The second element of being in is understanding. Like I’ve already said, Da-sein exists understandingly. Understanding is what discloses our possibilities as possibilities. This is not a cognitive process of making choices; it isn’t choosing between being a lawyer or doctor when you grow up. It discloses those possibilities in the first place. It’s also not an empty set of logical possibilities; we are always already in a possibility. We are always, in fact, projecting into possibilities. Da-sein always understands itself in terms of projects that it projects into. Because Da-sein projects forward, it is always ahead of itself. Ontologically speaking, Da-sein is always not yet. Primordially, Da-sein exists from the future. There is always something outstanding. Da-sein is the possibility of being free for... death! Death is Da-sein’s ownmost, not to be bypassed possibility, and it is unrelated to anything in the referential totality. It is what is always outstanding for Da-sein. A fuller explanation of this will remain outstanding for the time being.

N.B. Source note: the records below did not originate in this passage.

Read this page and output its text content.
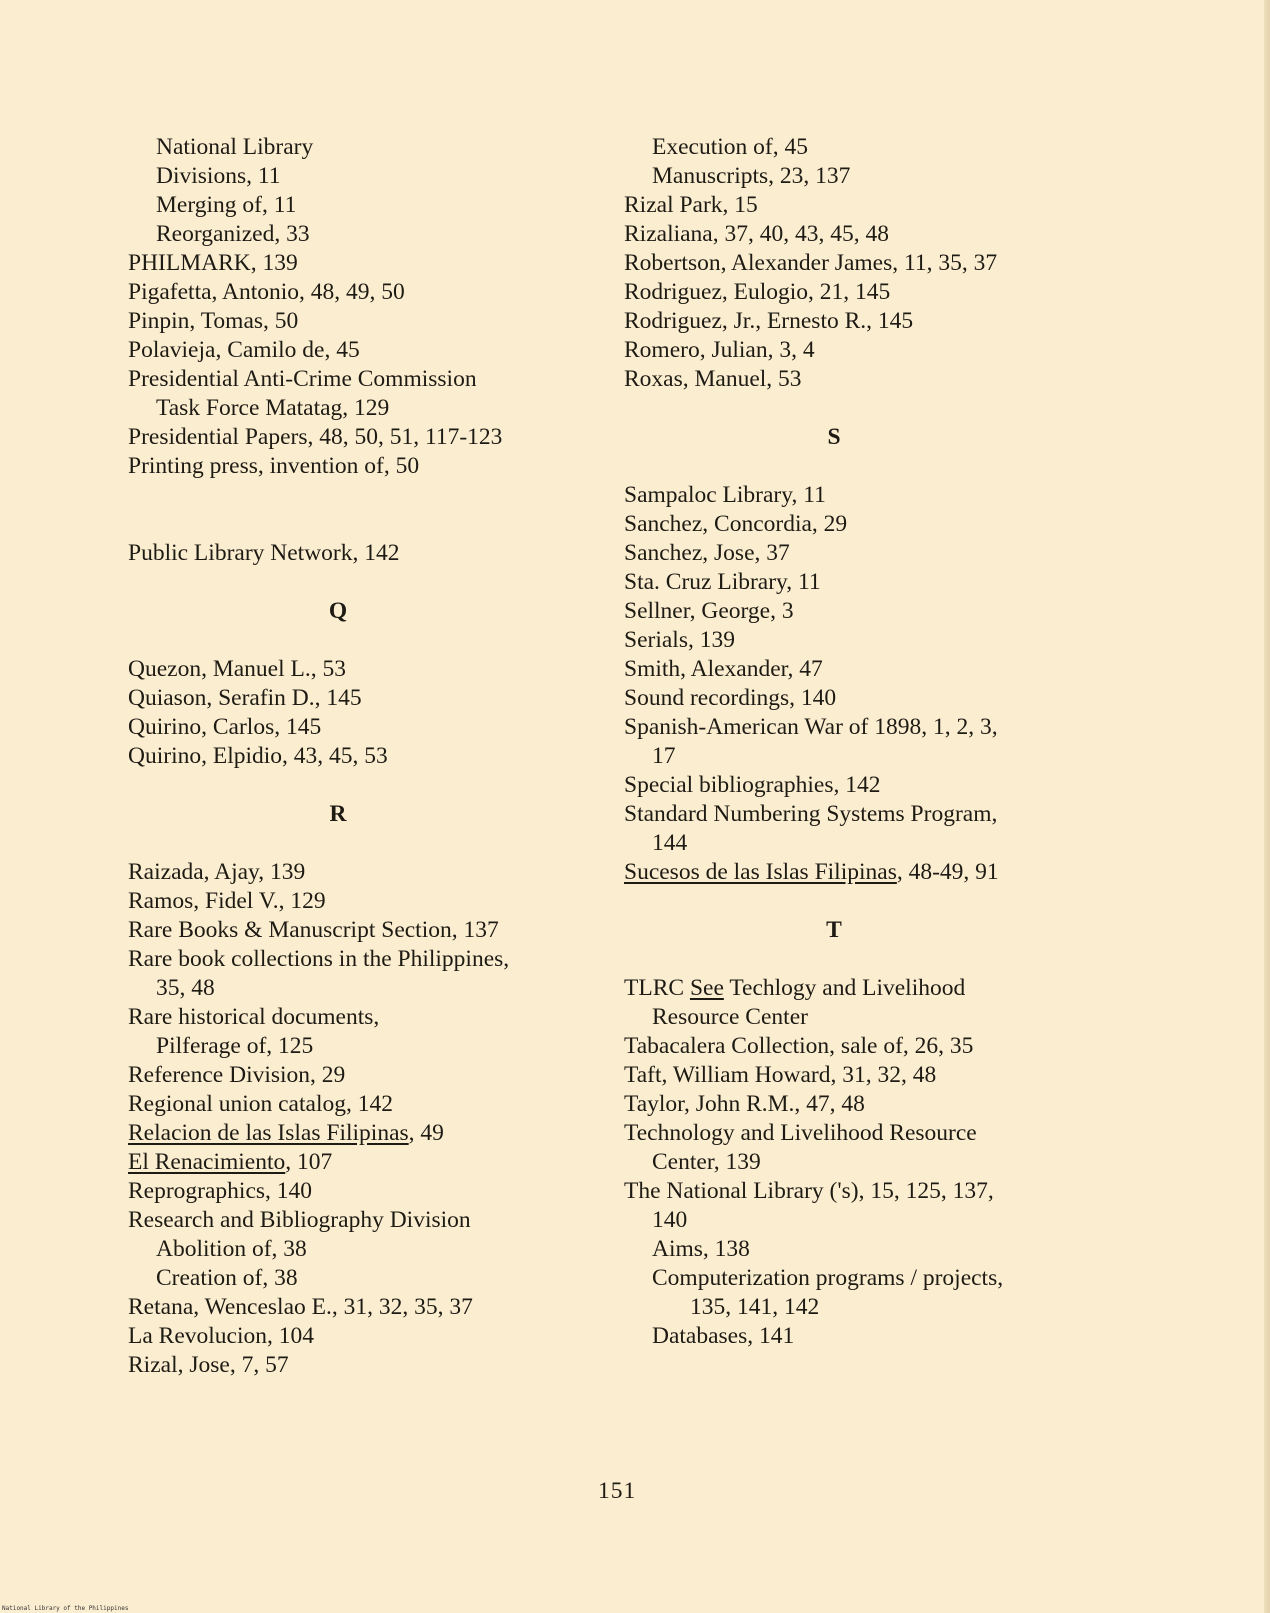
National Library
Divisions, 11
Merging of, 11
Reorganized, 33
PHILMARK, 139
Pigafetta, Antonio, 48, 49, 50
Pinpin, Tomas, 50
Polavieja, Camilo de, 45
Presidential Anti-Crime Commission
Task Force Matatag, 129
Presidential Papers, 48, 50, 51, 117-123
Printing press, invention of, 50
Public Library Network, 142
Q
Quezon, Manuel L., 53
Quiason, Serafin D., 145
Quirino, Carlos, 145
Quirino, Elpidio, 43, 45, 53
R
Raizada, Ajay, 139
Ramos, Fidel V., 129
Rare Books & Manuscript Section, 137
Rare book collections in the Philippines,
35, 48
Rare historical documents,
Pilferage of, 125
Reference Division, 29
Regional union catalog, 142
Relacion de las Islas Filipinas, 49
El Renacimiento, 107
Reprographics, 140
Research and Bibliography Division
Abolition of, 38
Creation of, 38
Retana, Wenceslao E., 31, 32, 35, 37
La Revolucion, 104
Rizal, Jose, 7, 57
Execution of, 45
Manuscripts, 23, 137
Rizal Park, 15
Rizaliana, 37, 40, 43, 45, 48
Robertson, Alexander James, 11, 35, 37
Rodriguez, Eulogio, 21, 145
Rodriguez, Jr., Ernesto R., 145
Romero, Julian, 3, 4
Roxas, Manuel, 53
S
Sampaloc Library, 11
Sanchez, Concordia, 29
Sanchez, Jose, 37
Sta. Cruz Library, 11
Sellner, George, 3
Serials, 139
Smith, Alexander, 47
Sound recordings, 140
Spanish-American War of 1898, 1, 2, 3,
17
Special bibliographies, 142
Standard Numbering Systems Program,
144
Sucesos de las Islas Filipinas, 48-49, 91
T
TLRC See Techlogy and Livelihood
Resource Center
Tabacalera Collection, sale of, 26, 35
Taft, William Howard, 31, 32, 48
Taylor, John R.M., 47, 48
Technology and Livelihood Resource
Center, 139
The National Library ('s), 15, 125, 137,
140
Aims, 138
Computerization programs / projects,
135, 141, 142
Databases, 141
151
National Library of the Philippines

Now, understanding always has its own possibilities. Understanding has the possibility of understanding itself - this is interpretation. Interpretation is understanding’s self-understanding.

Interpretation is also the actualization of possibilities that understanding discloses. Da-sein projects onto possibilities, then interprets itself as these possibilities. We take up the project of being students, then interpret ourselves as students with all the attendant frills that go with that; books, alcohol, etc.

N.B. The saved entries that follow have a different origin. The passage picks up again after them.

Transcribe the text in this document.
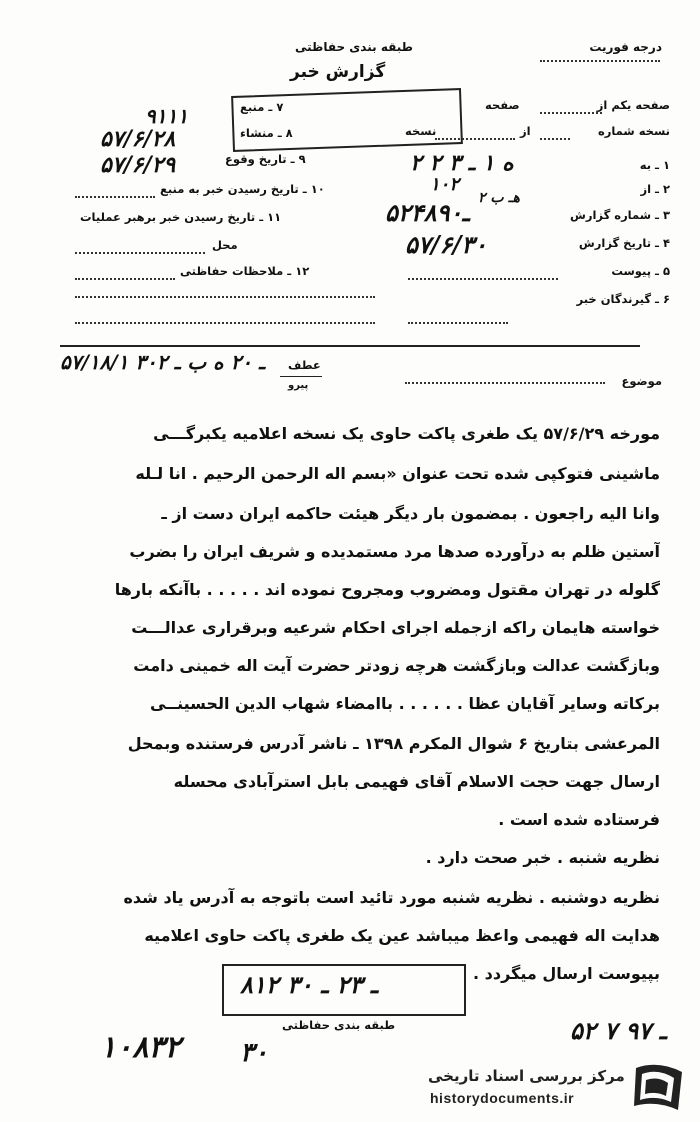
درجه فوریت
طبقه بندی حفاظتی
گزارش خبر
صفحه یکم از
صفحه
نسخه شماره
از
نسخه
۱ ـ به
۲ ـ از
۳ ـ شماره گزارش
۴ ـ تاریخ گزارش
۵ ـ پیوست
۶ ـ گیرندگان خبر
۲ ه ۱ ـ ۳ ۲
۱۰۲
۲ هـ ب
۵ـ۲۴۸۹۰
۵۷/۶/۳۰
۷ ـ منبع
۸ ـ منشاء
۹ ـ تاریخ وقوع
۱۰ ـ تاریخ رسیدن خبر به منبع
۱۱ ـ تاریخ رسیدن خبر برهبر عملیات
محل
۱۲ ـ ملاحظات حفاظتی
۹۱۱۱
۵۷/۶/۲۸
۵۷/۶/۲۹
۵۷/۱۸/۱ ـ ۲۰ ه ب ـ ۳۰۲ عطف
پیرو	موضوع
مورخه ۵۷/۶/۲۹ یک طغری پاکت حاوی یک نسخه اعلامیه یکبرگـــی
ماشینی فتوکپی شده تحت عنوان «بسم اله الرحمن الرحیم . انا لـله
وانا الیه راجعون . بمضمون بار دیگر هیئت حاکمه ایران دست از ـ
آستین ظلم به درآورده صدها مرد مستمدیده و شریف ایران را بضرب
گلوله در تهران مقتول ومضروب ومجروح نموده اند . . . . . باآنکه بارها
خواسته هایمان راکه ازجمله اجرای احکام شرعیه وبرقراری عدالـــت
وبازگشت عدالت وبازگشت هرچه زودتر حضرت آیت اله خمینی دامت
برکاته وسایر آقایان عظا . . . . . . باامضاء شهاب الدین الحسینــی
المرعشی بتاریخ ۶ شوال المکرم ۱۳۹۸ ـ ناشر آدرس فرستنده وبمحل
ارسال جهت حجت الاسلام آقای فهیمی بابل استرآبادی محسله
فرستاده شده است .
نظریه شنبه . خبر صحت دارد .
نظریه دوشنبه . نظریه شنبه مورد تائید است باتوجه به آدرس یاد شده
هدایت اله فهیمی واعظ میباشد عین یک طغری پاکت حاوی اعلامیه
بپیوست ارسال میگردد .
۸۱۲ ـ ۲۳ ـ ۳۰
طبقه بندی حفاظتی
۱۰۸۳۲ ۳۰
۵۲ ـ ۹۷ ۷
مرکز بررسی اسناد تاریخی
historydocuments.ir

What is interpreted, what has been explicitly understood, always has the structure of something as something. A table is explicity understood as a table.

Interpretation has a threefold structure: fore-having, fore-seeing and fore-conception. These, again, are all bound up with each other. The fore-having is the referential totality; it is the interpretation operating within that totality of reference which itself has already been understood.

When something is understood but still veiled, still unclear, still implicit, it becomes explicit through an act of appropriation - the fore-seeing. The fore-having reveals what is to be understood, the fore-seeing works specifically upon what is to be understood. This interpretation is already decided upon by a definite conceptuality - this is the fore-conception.

The interpretation of something as something is grounded in fore-having, fore-seeing and fore-conception. This is a circle, but it is not a vicious circle to be avoided; the trick is to enter the circle in the right way; this is why Heidegger had that whole discussion of the structure of the question at the beginning of the book.